Several factors contributed to the sudden reality check:
● There may have been too many dollars spent on marketing and advertising by ed-tech companies to grab market share. There were ed-tech ads everywhere during the pandemic. Several ed-tech companies have negotiated multi-million dollar endorsement deals with long-term extensions, which may be hard to honor during a funding crunch like the current one.
● Although accessibility was supposed to be a strength, paywalls that amounted to almost a year of private education became a deterrent for many students and parents. “It is important to understand that a large percentage of middle-class families do not pay school fees the same way they pay for yearly ed-tech subscriptions.” The ed-tech companies lost out on a key consumer base because pricing was not their strong suit.” says Vineet Gupta.
● Purchasing and hiring sprees: Top brass decisions to go on aggressive acquisition sprees and offer “too good to be true” compensation packages to poach talent left a massive financial hole.
● A constant negative news cycle clearly had an impact as well: The media, especially social media, continued to report stories about how these firms were treating their employees poorly, how their courses didn’t work, or how they hired teachers who made gaffes, which went viral for all the wrong reasons and further damaged the reputation of the industry as a whole.
● The success of India’s biggest vaccination drive and how it accelerated its normalization faster than expected: By the fall of 2021, schools had reopened in India after the vaccination drive and the virus was contained to some extent.
How will Ed-tech evolve in the future?
Companies in the ed-tech industry will have to find ways to adapt during this slowdown. Byjus has already diversified and opened physical centers, and Unacademy has also announced that it will open coaching centers nationwide, with the first one to open in Kota. Although this move by the latter did not go over well with traditional coaching centers, as was evident from a widely circulated video warning teachers against joining these ed-tech companies.
Experts believe that ed-tech companies should understand their role as a support mechanism rather than a full-fledged replacement for education. The industry as a whole also needs to be better prepared for turmoil, since it is evident that the first stress test they faced did not go well.

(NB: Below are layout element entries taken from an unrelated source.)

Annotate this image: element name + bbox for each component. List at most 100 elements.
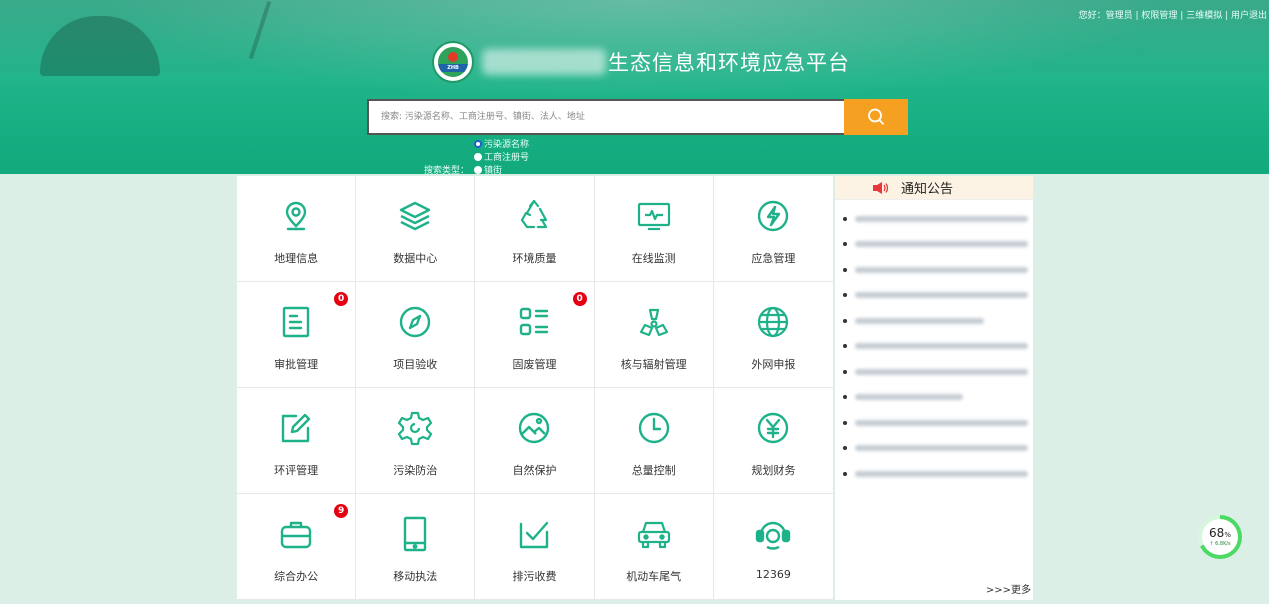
search-icon (868, 108, 884, 125)
radio-icon[interactable] (474, 152, 483, 161)
module-tile-19[interactable]: 12369 (713, 494, 833, 600)
bullet-icon (843, 446, 847, 451)
redacted-notice-text (855, 394, 964, 401)
search-type-option-0[interactable]: 污染源名称 (474, 137, 529, 150)
module-tile-12[interactable]: 自然保护 (475, 388, 595, 494)
search-type-label: 搜索类型： (424, 166, 470, 174)
module-tile-17[interactable]: 排污收费 (475, 494, 595, 600)
notification-badge: 9 (334, 504, 349, 518)
notice-item[interactable] (843, 232, 1033, 258)
search-button[interactable] (844, 99, 908, 135)
module-label: 在线监测 (631, 252, 676, 265)
search-type-option-label: 工商注册号 (484, 153, 530, 163)
network-speed-widget[interactable]: 68% ↑ 6.8K/s (1198, 515, 1242, 559)
edit-icon (276, 408, 316, 448)
search-input[interactable] (367, 99, 844, 135)
module-tile-6[interactable]: 项目验收 (356, 282, 476, 388)
yen-icon (753, 408, 793, 448)
module-label: 环评管理 (274, 464, 319, 477)
module-tile-3[interactable]: 在线监测 (594, 176, 714, 282)
search-bar (367, 99, 908, 135)
module-tile-14[interactable]: 规划财务 (713, 388, 833, 494)
redacted-notice-text (855, 470, 1028, 477)
list-grid-icon (514, 302, 554, 342)
notification-badge: 0 (572, 292, 587, 306)
radio-icon[interactable] (474, 165, 483, 174)
lightning-icon (753, 196, 793, 236)
redacted-notice-text (855, 241, 1028, 248)
bullet-icon (843, 369, 847, 374)
redacted-notice-text (855, 419, 1028, 426)
site-title: 生态信息和环境应急平台 (608, 51, 850, 75)
notice-item[interactable] (843, 334, 1033, 360)
notice-panel: 通知公告 >>>更多 (835, 176, 1033, 600)
module-label: 总量控制 (631, 464, 676, 477)
module-tile-4[interactable]: 应急管理 (713, 176, 833, 282)
gear-icon (395, 408, 435, 448)
redacted-notice-text (855, 215, 1028, 222)
module-tile-18[interactable]: 机动车尾气 (594, 494, 714, 600)
bullet-icon (843, 293, 847, 298)
bullet-icon (843, 395, 847, 400)
site-title-area: ZHB 生态信息和环境应急平台 (432, 40, 850, 84)
notice-item[interactable] (843, 308, 1033, 334)
bullet-icon (843, 216, 847, 221)
search-type-group: 搜索类型： 污染源名称工商注册号镇街法人地址 (424, 137, 529, 174)
notice-title: 通知公告 (901, 182, 954, 197)
notice-item[interactable] (843, 257, 1033, 283)
module-label: 环境质量 (512, 252, 557, 265)
module-tile-10[interactable]: 环评管理 (237, 388, 357, 494)
speed-percent: 68% (1209, 525, 1231, 540)
permission-link[interactable]: 权限管理 (1141, 11, 1177, 21)
redacted-notice-text (855, 266, 1028, 273)
notice-item[interactable] (843, 436, 1033, 462)
search-type-option-1[interactable]: 工商注册号 (474, 150, 529, 163)
redacted-notice-text (855, 292, 1028, 299)
notice-item[interactable] (843, 461, 1033, 487)
redacted-notice-text (855, 445, 1028, 452)
user-links: 您好：管理员 | 权限管理 | 三维模拟 | 用户退出 (1078, 11, 1267, 21)
search-type-option-label: 镇街 (484, 166, 503, 174)
notice-item[interactable] (843, 410, 1033, 436)
speaker-icon (873, 181, 889, 194)
module-tile-8[interactable]: 核与辐射管理 (594, 282, 714, 388)
module-label: 核与辐射管理 (620, 358, 687, 371)
bullet-icon (843, 267, 847, 272)
layers-icon (395, 196, 435, 236)
clock-icon (634, 408, 674, 448)
search-type-option-2[interactable]: 镇街 (474, 163, 529, 174)
header-banner: 您好：管理员 | 权限管理 | 三维模拟 | 用户退出 ZHB 生态信息和环境应… (0, 0, 1269, 174)
greeting-text: 您好：管理员 (1078, 11, 1133, 21)
module-label: 污染防治 (393, 464, 438, 477)
module-tile-7[interactable]: 固废管理 0 (475, 282, 595, 388)
bullet-icon (843, 242, 847, 247)
module-tile-5[interactable]: 审批管理 0 (237, 282, 357, 388)
notice-item[interactable] (843, 283, 1033, 309)
notice-item[interactable] (843, 385, 1033, 411)
bullet-icon (843, 420, 847, 425)
module-tile-13[interactable]: 总量控制 (594, 388, 714, 494)
module-tile-11[interactable]: 污染防治 (356, 388, 476, 494)
module-label: 项目验收 (393, 358, 438, 371)
module-label: 应急管理 (751, 252, 796, 265)
module-tile-9[interactable]: 外网申报 (713, 282, 833, 388)
module-tile-0[interactable]: 地理信息 (237, 176, 357, 282)
redacted-city-name (482, 49, 606, 75)
model3d-link[interactable]: 三维模拟 (1186, 11, 1222, 21)
radio-icon[interactable] (474, 139, 483, 148)
module-label: 数据中心 (393, 252, 438, 265)
bullet-icon (843, 318, 847, 323)
module-grid: 地理信息 数据中心 环境质量 在线监测 应急管理审批管理 0 项目验收 固废管理 0 核与辐射管理… (237, 176, 833, 600)
logout-link[interactable]: 用户退出 (1231, 11, 1267, 21)
module-label: 地理信息 (274, 252, 319, 265)
more-link[interactable]: >>>更多 (986, 581, 1031, 596)
notice-item[interactable] (843, 206, 1033, 232)
location-pin-icon (276, 196, 316, 236)
module-tile-16[interactable]: 移动执法 (356, 494, 476, 600)
car-icon (634, 514, 674, 554)
module-tile-15[interactable]: 综合办公 9 (237, 494, 357, 600)
speed-rate: ↑ 6.8K/s (1209, 540, 1231, 547)
module-tile-2[interactable]: 环境质量 (475, 176, 595, 282)
module-tile-1[interactable]: 数据中心 (356, 176, 476, 282)
notice-item[interactable] (843, 359, 1033, 385)
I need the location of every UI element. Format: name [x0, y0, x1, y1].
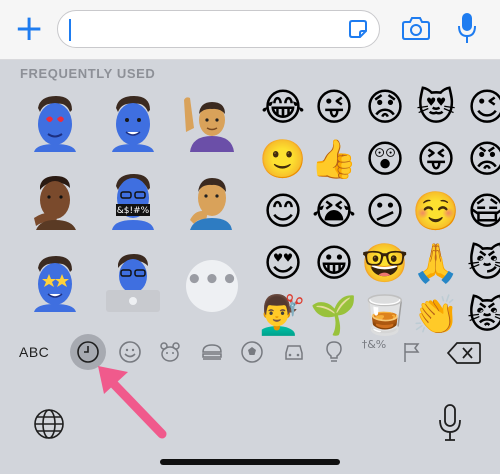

Education technology plays a critical role in providing access to education to millions of children across the country who still lack any form of education. They may be able to target this segment as their next target audience, but they will have to repurpose their entire business model to do so. In this regard, partnerships with government agencies would benefit ed-tech companies by giving them contracts to educate children outside the educational system’s reach.
“Ed-tech rules when physical classes were shut. In the long run, online and offline models of education will go hand-in-hand as Ed-tech consolidates and finds its place in the system.” concludes Vineet Gupta Jamboree Education founder.